ROSENAU, MILTON JOSEPH:
American physician; born at Philadelphia Jan. 1, 1869; educated at the University of Pennsylvania (M.D. 1889). For more than a year he acted as intern at Blockley Hospital, and then entered the Marine Hospital Service. In 1892 he attended courses at Berlin and Vienna, and in 1893 was made, on account of a cholera epidemic in Europe, sanitary attaché to the United States consulates at Hamburg and Antwerp. Returning to the United States, he served as quarantine officer at the port of San Francisco from 1895 to 1898, and in 1899 established upon original lines quarantine regulations for the island of Cuba.
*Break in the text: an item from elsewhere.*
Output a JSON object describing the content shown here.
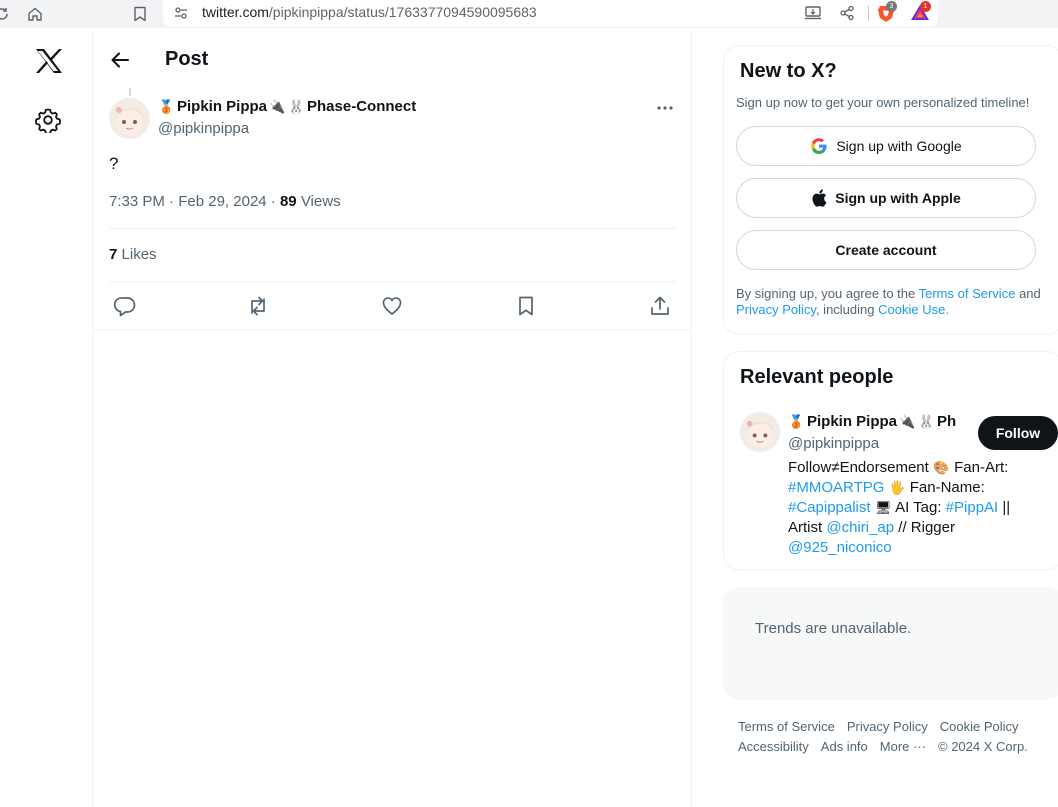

In 1900 he was appointed director of the hygienic laboratory of the Marine Hospital Service at Washington, D. C., in which capacity he is still (1905) serving. In 1900 he was a delegate to the Thirteenth International Congress of Medicine and Surgery at Paris, and in the same year he attended courses in that city and in Vienna. In 1901 he was appointed sanitary expert to the Second Pan-American Congress, held in the City of Mexico; and in the same year he became professor of bacteriology at the Washington Postgraduate Medical School.
Rosenau has written, among other works, the following: "Formalin Disinfection of Baggage Without Apparatus," Washington, D. C., 1900; "Vitability of the Bacillus Pestis," ib. 1901; "Course in Pathology and Bacteriology," ib. 1902; "Disinfections and Disinfectants," Philadelphia, 1903; (with E. Francis) "Experimental Studies in Yellow Fever and Malaria," Washington, 1904.